Y ha vuelto a criticar que el Gobierno diga desconocer qué quiere el PSOE con esta reforma, porque Rajoy sabe que lo que pretenden es “transformar” el Estado autonómico en un Estado federal, definir las competencias de las diferentes Administraciones, “constitucionalizar” los principios del sistema de financiación autonómica, reformar el Senado para darle “la utilidad que merece” y mejorar los instrumentos de cooperación entre las comunidades autónomas y el Gobierno de España.

Además, ha recalcado que el PSOE no ofreciendo esta salida como “respuesta frente al independentismo” y ha afirmado que los socialistas son “federalistas desde hace mucho tiempo”. “El PSOE plantea la reforma constitucional no como respuesta al desafío soberanista y a la sed de independencia de una parte minoritaria del pueblo catalán, sino como respuesta a una exigencia latente desde hace muchísimos años en el país”, ha remachado.

En el documento aprobado este domingo, los socialistas también cargan contra el presidente de la Generalitat, Artur Mas, por haber “burlado su condición de representante de todos los catalanes”, prefiriendo “una actuación personal y partidaria”, con la que “ha provocado una grave fractura en una sociedad plural como es la catalana”.

El PSOE reafirma su convicción de que Cataluña es “parte inseparable de España” y su convencimiento de que las “dificultades de reconocimiento” que tiene “pueden y deben resolverse en el marco de una reforma de la Constitución que afecte al conjunto de las comunidades autónomas”.

En el documento, se reafirman en los principios aprobados en Granada, que incluyen el reconocimiento de “las singularidades y hechos diferenciales” de algunas comunidades autónomas y determinar la financiación y las competencias de las entidades locales, mediante un nueva Ley de Bases del Régimen Local y de Haciendas Locales, que garantice la prestación de los servicios públicos básicos a todos los ciudadanos.
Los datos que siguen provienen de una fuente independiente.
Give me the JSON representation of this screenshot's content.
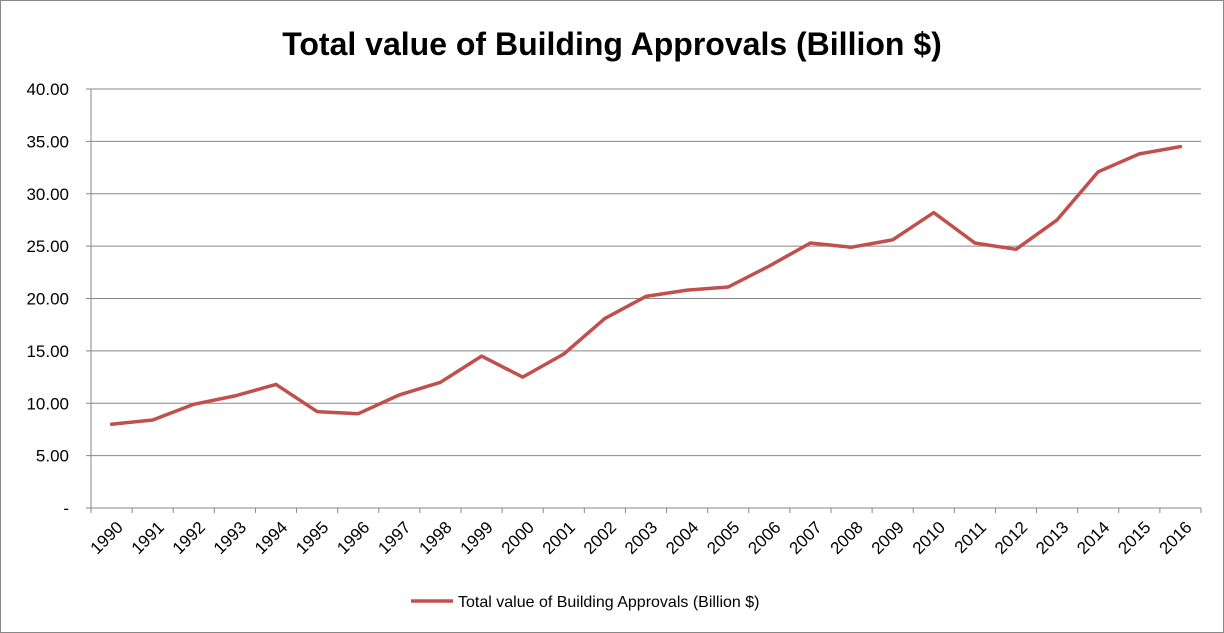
{
  "chart_data": {
    "type": "line",
    "title": "Total value of Building Approvals (Billion $)",
    "xlabel": "",
    "ylabel": "",
    "categories": [
      "1990",
      "1991",
      "1992",
      "1993",
      "1994",
      "1995",
      "1996",
      "1997",
      "1998",
      "1999",
      "2000",
      "2001",
      "2002",
      "2003",
      "2004",
      "2005",
      "2006",
      "2007",
      "2008",
      "2009",
      "2010",
      "2011",
      "2012",
      "2013",
      "2014",
      "2015",
      "2016"
    ],
    "series": [
      {
        "name": "Total value of Building Approvals (Billion $)",
        "color": "#C0504D",
        "values": [
          8.0,
          8.4,
          9.9,
          10.7,
          11.8,
          9.2,
          9.0,
          10.8,
          12.0,
          14.5,
          12.5,
          14.7,
          18.1,
          20.2,
          20.8,
          21.1,
          23.1,
          25.3,
          24.9,
          25.6,
          28.2,
          25.3,
          24.7,
          27.5,
          32.1,
          33.8,
          34.5
        ]
      }
    ],
    "ylim": [
      0,
      40
    ],
    "yticks": [
      "-",
      "5.00",
      "10.00",
      "15.00",
      "20.00",
      "25.00",
      "30.00",
      "35.00",
      "40.00"
    ],
    "grid": true,
    "legend": "bottom"
  }
}
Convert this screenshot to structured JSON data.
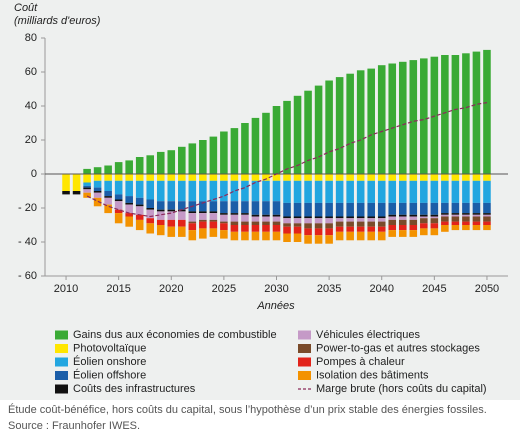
{
  "chart_data": {
    "type": "stacked-bar",
    "ylabel": "Coût",
    "ylabel_unit": "(milliards d'euros)",
    "xlabel": "Années",
    "x": [
      2010,
      2011,
      2012,
      2013,
      2014,
      2015,
      2016,
      2017,
      2018,
      2019,
      2020,
      2021,
      2022,
      2023,
      2024,
      2025,
      2026,
      2027,
      2028,
      2029,
      2030,
      2031,
      2032,
      2033,
      2034,
      2035,
      2036,
      2037,
      2038,
      2039,
      2040,
      2041,
      2042,
      2043,
      2044,
      2045,
      2046,
      2047,
      2048,
      2049,
      2050
    ],
    "xlim": [
      2008,
      2052
    ],
    "xticks": [
      2010,
      2015,
      2020,
      2025,
      2030,
      2035,
      2040,
      2045,
      2050
    ],
    "ylim": [
      -60,
      80
    ],
    "yticks": [
      80,
      60,
      40,
      20,
      0,
      {
        "value": -20,
        "label": "- 20"
      },
      {
        "value": -40,
        "label": "- 40"
      },
      {
        "value": -60,
        "label": "- 60"
      }
    ],
    "series": [
      {
        "name": "Gains dus aux économies de combustible",
        "color": "#3aaa35",
        "values": [
          0,
          0,
          3,
          4,
          5,
          7,
          8,
          10,
          11,
          13,
          14,
          16,
          18,
          20,
          22,
          25,
          27,
          30,
          33,
          36,
          40,
          43,
          46,
          49,
          52,
          55,
          57,
          59,
          61,
          62,
          64,
          65,
          66,
          67,
          68,
          69,
          70,
          70,
          71,
          72,
          73
        ]
      },
      {
        "name": "Photovoltaïque",
        "color": "#ffe600",
        "values": [
          -10,
          -10,
          -5,
          -4,
          -4,
          -4,
          -4,
          -4,
          -4,
          -4,
          -4,
          -4,
          -4,
          -4,
          -4,
          -4,
          -4,
          -4,
          -4,
          -4,
          -4,
          -4,
          -4,
          -4,
          -4,
          -4,
          -4,
          -4,
          -4,
          -4,
          -4,
          -4,
          -4,
          -4,
          -4,
          -4,
          -4,
          -4,
          -4,
          -4,
          -4
        ]
      },
      {
        "name": "Éolien onshore",
        "color": "#22a6e0",
        "values": [
          0,
          0,
          -2,
          -4,
          -6,
          -8,
          -9,
          -10,
          -11,
          -12,
          -12,
          -12,
          -12,
          -12,
          -12,
          -12,
          -12,
          -12,
          -12,
          -12,
          -12,
          -13,
          -13,
          -13,
          -13,
          -13,
          -13,
          -13,
          -13,
          -13,
          -13,
          -13,
          -13,
          -13,
          -13,
          -13,
          -13,
          -13,
          -13,
          -13,
          -13
        ]
      },
      {
        "name": "Éolien offshore",
        "color": "#1b5ea8",
        "values": [
          0,
          0,
          -1,
          -2,
          -3,
          -3,
          -4,
          -4,
          -5,
          -5,
          -5,
          -5,
          -6,
          -6,
          -6,
          -7,
          -7,
          -7,
          -8,
          -8,
          -8,
          -8,
          -8,
          -8,
          -8,
          -8,
          -8,
          -8,
          -8,
          -8,
          -8,
          -7,
          -7,
          -7,
          -7,
          -7,
          -6,
          -6,
          -6,
          -6,
          -6
        ]
      },
      {
        "name": "Coûts des infrastructures",
        "color": "#111111",
        "values": [
          -2,
          -2,
          -1,
          -1,
          -1,
          -1,
          -1,
          -1,
          -1,
          -1,
          -1,
          -1,
          -1,
          -1,
          -1,
          -1,
          -1,
          -1,
          -1,
          -1,
          -1,
          -1,
          -1,
          -1,
          -1,
          -1,
          -1,
          -1,
          -1,
          -1,
          -1,
          -1,
          -1,
          -1,
          -1,
          -1,
          -1,
          -1,
          -1,
          -1,
          -1
        ]
      },
      {
        "name": "Véhicules électriques",
        "color": "#c59ac7",
        "values": [
          0,
          0,
          -2,
          -3,
          -4,
          -5,
          -5,
          -5,
          -5,
          -5,
          -5,
          -5,
          -5,
          -4,
          -4,
          -4,
          -4,
          -4,
          -3,
          -3,
          -3,
          -3,
          -3,
          -3,
          -3,
          -3,
          -2,
          -2,
          -2,
          -2,
          -2,
          -2,
          -2,
          -2,
          -1,
          -1,
          -1,
          -1,
          -1,
          -1,
          -1
        ]
      },
      {
        "name": "Power-to-gas et autres stockages",
        "color": "#7a4b2a",
        "values": [
          0,
          0,
          0,
          0,
          0,
          0,
          0,
          0,
          0,
          0,
          0,
          0,
          -1,
          -1,
          -1,
          -1,
          -2,
          -2,
          -2,
          -2,
          -2,
          -2,
          -2,
          -3,
          -3,
          -3,
          -3,
          -3,
          -3,
          -3,
          -3,
          -3,
          -3,
          -3,
          -3,
          -3,
          -3,
          -3,
          -3,
          -3,
          -3
        ]
      },
      {
        "name": "Pompes à chaleur",
        "color": "#e2231a",
        "values": [
          0,
          0,
          0,
          0,
          0,
          -2,
          -2,
          -3,
          -3,
          -3,
          -4,
          -4,
          -4,
          -4,
          -4,
          -4,
          -4,
          -4,
          -4,
          -4,
          -4,
          -4,
          -4,
          -4,
          -4,
          -4,
          -3,
          -3,
          -3,
          -3,
          -3,
          -3,
          -3,
          -3,
          -3,
          -3,
          -2,
          -2,
          -2,
          -2,
          -2
        ]
      },
      {
        "name": "Isolation des bâtiments",
        "color": "#f39200",
        "values": [
          0,
          0,
          -3,
          -5,
          -5,
          -6,
          -6,
          -6,
          -6,
          -6,
          -6,
          -6,
          -6,
          -6,
          -5,
          -5,
          -5,
          -5,
          -5,
          -5,
          -5,
          -5,
          -5,
          -5,
          -5,
          -5,
          -5,
          -5,
          -5,
          -5,
          -5,
          -4,
          -4,
          -4,
          -4,
          -4,
          -4,
          -3,
          -3,
          -3,
          -3
        ]
      },
      {
        "name": "Marge brute (hors coûts du capital)",
        "color": "#8b2a5b",
        "type": "line",
        "dashed": true,
        "values": [
          null,
          null,
          -13,
          -16,
          -19,
          -21,
          -23,
          -24,
          -25,
          -24,
          -23,
          -21,
          -19,
          -17,
          -15,
          -13,
          -10,
          -8,
          -5,
          -3,
          0,
          3,
          5,
          8,
          10,
          13,
          15,
          18,
          20,
          23,
          25,
          27,
          29,
          31,
          32,
          34,
          36,
          38,
          39,
          41,
          42
        ]
      }
    ]
  },
  "caption": [
    "Étude coût-bénéfice, hors coûts du capital, sous l’hypothèse d’un prix stable des énergies fossiles.",
    "Source : Fraunhofer IWES."
  ]
}
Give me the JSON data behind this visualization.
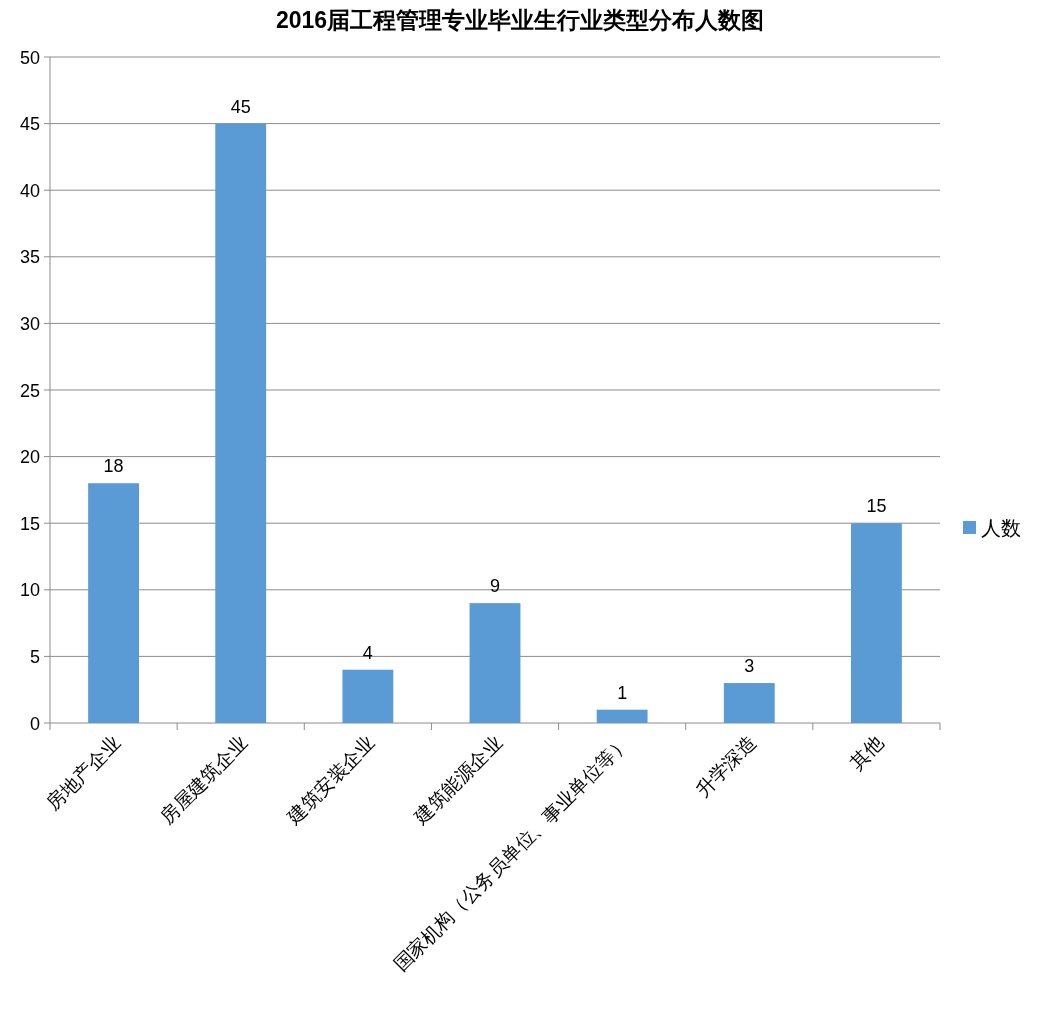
{
  "chart_data": {
    "type": "bar",
    "title": "2016届工程管理专业毕业生行业类型分布人数图",
    "categories": [
      "房地产企业",
      "房屋建筑企业",
      "建筑安装企业",
      "建筑能源企业",
      "国家机构（公务员单位、事业单位等）",
      "升学深造",
      "其他"
    ],
    "series": [
      {
        "name": "人数",
        "color": "#5b9bd5",
        "values": [
          18,
          45,
          4,
          9,
          1,
          3,
          15
        ]
      }
    ],
    "ylim": [
      0,
      50
    ],
    "yticks": [
      0,
      5,
      10,
      15,
      20,
      25,
      30,
      35,
      40,
      45,
      50
    ],
    "grid": "y",
    "legend": "right",
    "data_labels": true
  }
}
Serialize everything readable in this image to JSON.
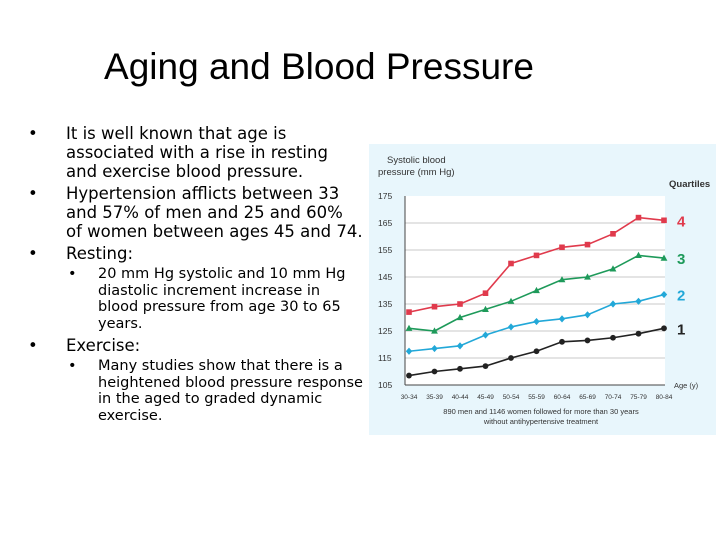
{
  "slide": {
    "title": "Aging and Blood Pressure",
    "bullets": [
      {
        "level": 1,
        "text": "It is well known that age is associated with a rise in resting and exercise blood pressure."
      },
      {
        "level": 1,
        "text": "Hypertension afflicts between 33 and 57% of men and 25 and 60% of women between ages 45 and 74."
      },
      {
        "level": 1,
        "text": "Resting:"
      },
      {
        "level": 2,
        "text": "20 mm Hg systolic and 10 mm Hg diastolic increment increase in blood pressure from age 30 to 65 years."
      },
      {
        "level": 1,
        "text": "Exercise:"
      },
      {
        "level": 2,
        "text": "Many studies show that there is a heightened blood pressure response in the aged to graded dynamic exercise."
      }
    ]
  },
  "chart_data": {
    "type": "line",
    "ylabel": "Systolic blood pressure (mm Hg)",
    "xlabel": "Age (y)",
    "legend_title": "Quartiles",
    "caption_line1": "890 men and 1146 women followed for more than 30 years",
    "caption_line2": "without antihypertensive treatment",
    "categories": [
      "30-34",
      "35-39",
      "40-44",
      "45-49",
      "50-54",
      "55-59",
      "60-64",
      "65-69",
      "70-74",
      "75-79",
      "80-84"
    ],
    "yticks": [
      105,
      115,
      125,
      135,
      145,
      155,
      165,
      175
    ],
    "ylim": [
      105,
      175
    ],
    "series": [
      {
        "name": "4",
        "color": "#e03a4c",
        "marker": "square",
        "values": [
          132,
          134,
          135,
          139,
          150,
          153,
          156,
          157,
          161,
          167,
          166
        ]
      },
      {
        "name": "3",
        "color": "#1e9a5a",
        "marker": "triangle",
        "values": [
          126,
          125,
          130,
          133,
          136,
          140,
          144,
          145,
          148,
          153,
          152
        ]
      },
      {
        "name": "2",
        "color": "#22a8d8",
        "marker": "diamond",
        "values": [
          117.5,
          118.5,
          119.5,
          123.5,
          126.5,
          128.5,
          129.5,
          131,
          135,
          136,
          138.5
        ]
      },
      {
        "name": "1",
        "color": "#222222",
        "marker": "circle",
        "values": [
          108.5,
          110,
          111,
          112,
          115,
          117.5,
          121,
          121.5,
          122.5,
          124,
          126
        ]
      }
    ]
  }
}
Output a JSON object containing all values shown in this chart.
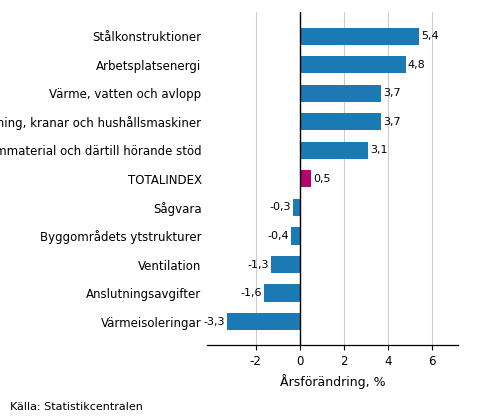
{
  "categories": [
    "Värmeisoleringar",
    "Anslutningsavgifter",
    "Ventilation",
    "Byggområdets ytstrukturer",
    "Sågvara",
    "TOTALINDEX",
    "Formmaterial och därtill hörande stöd",
    "Fast inredning, kranar och hushållsmaskiner",
    "Värme, vatten och avlopp",
    "Arbetsplatsenergi",
    "Stålkonstruktioner"
  ],
  "values": [
    -3.3,
    -1.6,
    -1.3,
    -0.4,
    -0.3,
    0.5,
    3.1,
    3.7,
    3.7,
    4.8,
    5.4
  ],
  "bar_colors": [
    "#1b7ab3",
    "#1b7ab3",
    "#1b7ab3",
    "#1b7ab3",
    "#1b7ab3",
    "#b5006e",
    "#1b7ab3",
    "#1b7ab3",
    "#1b7ab3",
    "#1b7ab3",
    "#1b7ab3"
  ],
  "xlabel": "Årsförändring, %",
  "xlim": [
    -4.2,
    7.2
  ],
  "xticks": [
    -2,
    0,
    2,
    4,
    6
  ],
  "source": "Källa: Statistikcentralen",
  "background_color": "#ffffff",
  "grid_color": "#cccccc",
  "label_fontsize": 8.0,
  "tick_fontsize": 8.5,
  "xlabel_fontsize": 9.0,
  "source_fontsize": 8.0
}
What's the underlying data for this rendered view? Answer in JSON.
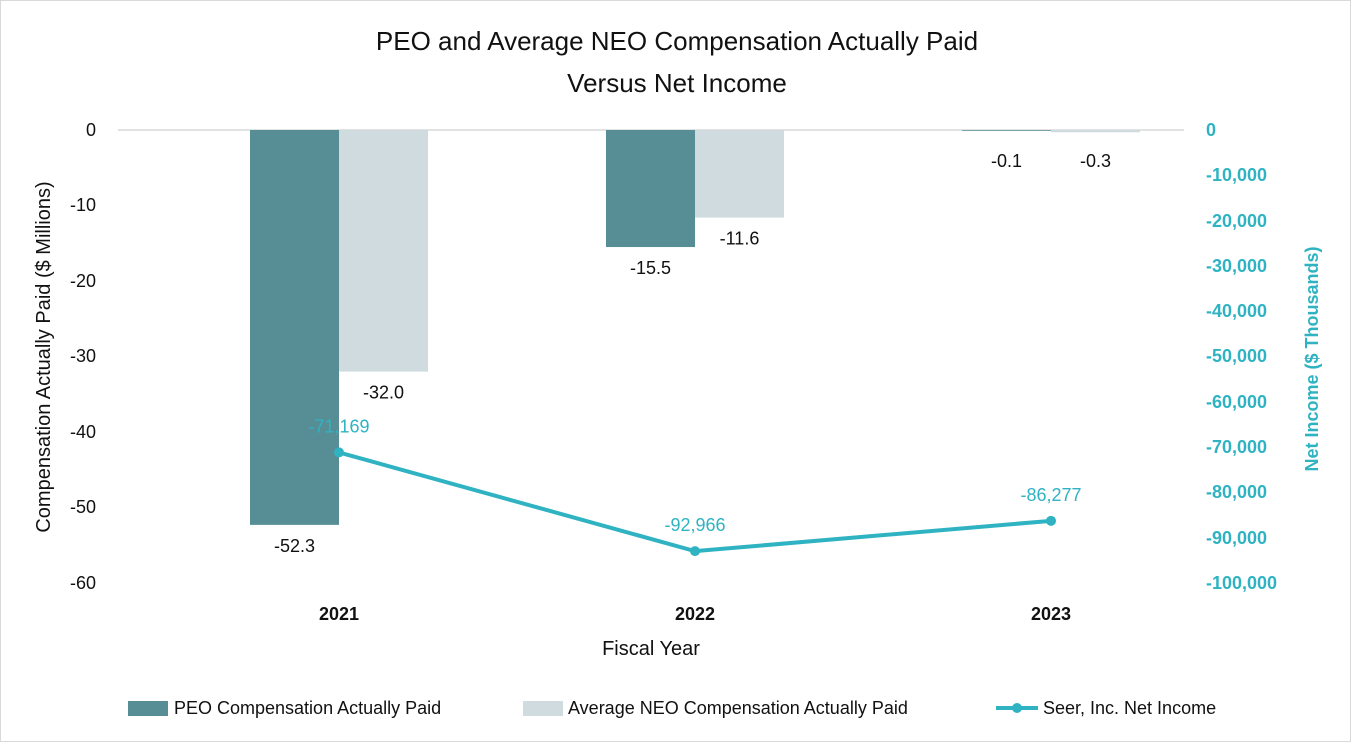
{
  "chart_data": {
    "type": "bar",
    "title_lines": [
      "PEO and Average NEO Compensation Actually Paid",
      "Versus Net Income"
    ],
    "categories": [
      "2021",
      "2022",
      "2023"
    ],
    "xlabel": "Fiscal Year",
    "ylabel": "Compensation Actually Paid ($ Millions)",
    "y2label": "Net Income ($ Thousands)",
    "ylim": [
      -60,
      0
    ],
    "y2lim": [
      -100000,
      0
    ],
    "yticks": [
      "0",
      "-10",
      "-20",
      "-30",
      "-40",
      "-50",
      "-60"
    ],
    "y2ticks": [
      "0",
      "-10,000",
      "-20,000",
      "-30,000",
      "-40,000",
      "-50,000",
      "-60,000",
      "-70,000",
      "-80,000",
      "-90,000",
      "-100,000"
    ],
    "series": [
      {
        "name": "PEO Compensation Actually Paid",
        "kind": "bar",
        "axis": "left",
        "color": "#578e96",
        "values": [
          -52.3,
          -15.5,
          -0.1
        ],
        "labels": [
          "-52.3",
          "-15.5",
          "-0.1"
        ]
      },
      {
        "name": "Average NEO Compensation Actually Paid",
        "kind": "bar",
        "axis": "left",
        "color": "#cfdbdf",
        "values": [
          -32.0,
          -11.6,
          -0.3
        ],
        "labels": [
          "-32.0",
          "-11.6",
          "-0.3"
        ]
      },
      {
        "name": "Seer, Inc. Net Income",
        "kind": "line",
        "axis": "right",
        "color": "#2fb3c3",
        "values": [
          -71169,
          -92966,
          -86277
        ],
        "labels": [
          "-71,169",
          "-92,966",
          "-86,277"
        ]
      }
    ]
  }
}
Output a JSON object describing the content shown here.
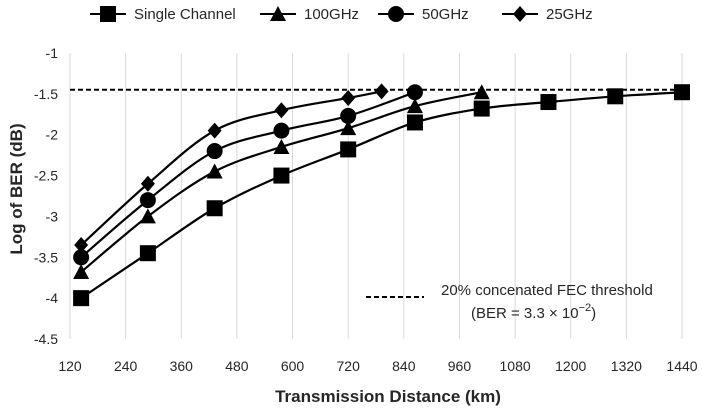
{
  "chart_data": {
    "type": "line",
    "title": "",
    "xlabel": "Transmission Distance (km)",
    "ylabel": "Log of BER (dB)",
    "xlim": [
      120,
      1440
    ],
    "ylim": [
      -4.5,
      -1
    ],
    "xticks": [
      120,
      240,
      360,
      480,
      600,
      720,
      840,
      960,
      1080,
      1200,
      1320,
      1440
    ],
    "yticks": [
      -1,
      -1.5,
      -2,
      -2.5,
      -3,
      -3.5,
      -4,
      -4.5
    ],
    "grid": "vertical",
    "legend": "top",
    "series": [
      {
        "name": "Single Channel",
        "marker": "square",
        "color": "#000000",
        "x": [
          144,
          288,
          432,
          576,
          720,
          864,
          1008,
          1152,
          1296,
          1440
        ],
        "y": [
          -4.0,
          -3.45,
          -2.9,
          -2.5,
          -2.18,
          -1.85,
          -1.68,
          -1.6,
          -1.53,
          -1.48
        ]
      },
      {
        "name": "100GHz",
        "marker": "triangle",
        "color": "#000000",
        "x": [
          144,
          288,
          432,
          576,
          720,
          864,
          1008
        ],
        "y": [
          -3.68,
          -3.0,
          -2.45,
          -2.15,
          -1.92,
          -1.65,
          -1.48
        ]
      },
      {
        "name": "50GHz",
        "marker": "circle",
        "color": "#000000",
        "x": [
          144,
          288,
          432,
          576,
          720,
          864
        ],
        "y": [
          -3.5,
          -2.8,
          -2.2,
          -1.95,
          -1.77,
          -1.48
        ]
      },
      {
        "name": "25GHz",
        "marker": "diamond",
        "color": "#000000",
        "x": [
          144,
          288,
          432,
          576,
          720,
          792
        ],
        "y": [
          -3.35,
          -2.6,
          -1.95,
          -1.7,
          -1.55,
          -1.47
        ]
      }
    ],
    "threshold": {
      "y": -1.45,
      "style": "dashed",
      "label_line1": "20% concenated FEC threshold",
      "label_line2_prefix": "(BER = 3.3 × 10",
      "label_line2_exp": "−2",
      "label_line2_suffix": ")"
    }
  }
}
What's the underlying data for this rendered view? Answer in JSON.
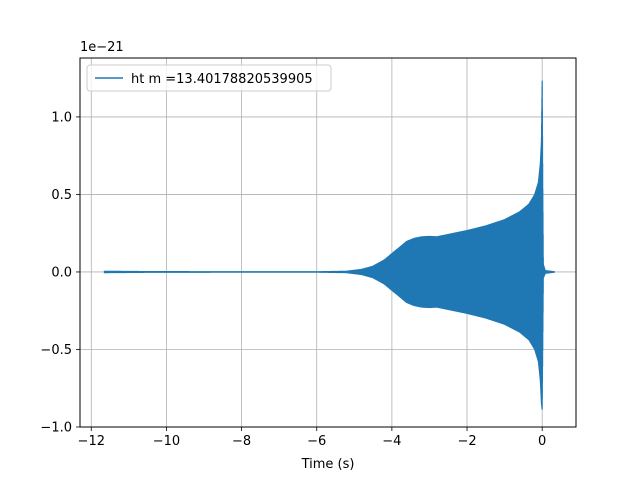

“Sabemos que estas propuestas no tienen por qué ser compartidas por todos y también sabemos que otras fuerzas políticas pueden centrar sus iniciativas en otras cuestiones. El resultado de la renovación del acuerdo de ciudadanía, por ello, será distinto de cualquier punto de partida si se persigue, tal y como proponemos los socialistas, desde el diálogo, la negociación y la búsqueda del máximo consenso”, continúa el documento.

El texto también pide impulsar iniciativas de regeneración y limpieza democrática, un asunto que el PSOE quiere incluir en la reforma de la Constitución, dado el “deterioro sin precedentes de la imagen de las principales instituciones del país”, que están “manchadas” por escándalos de corrupción, que incluyen a “tramas que han llegado a financiar ilegalmente al partido del Gobierno, como es el caso de la actual cúpula dirigente del Partido Popular“.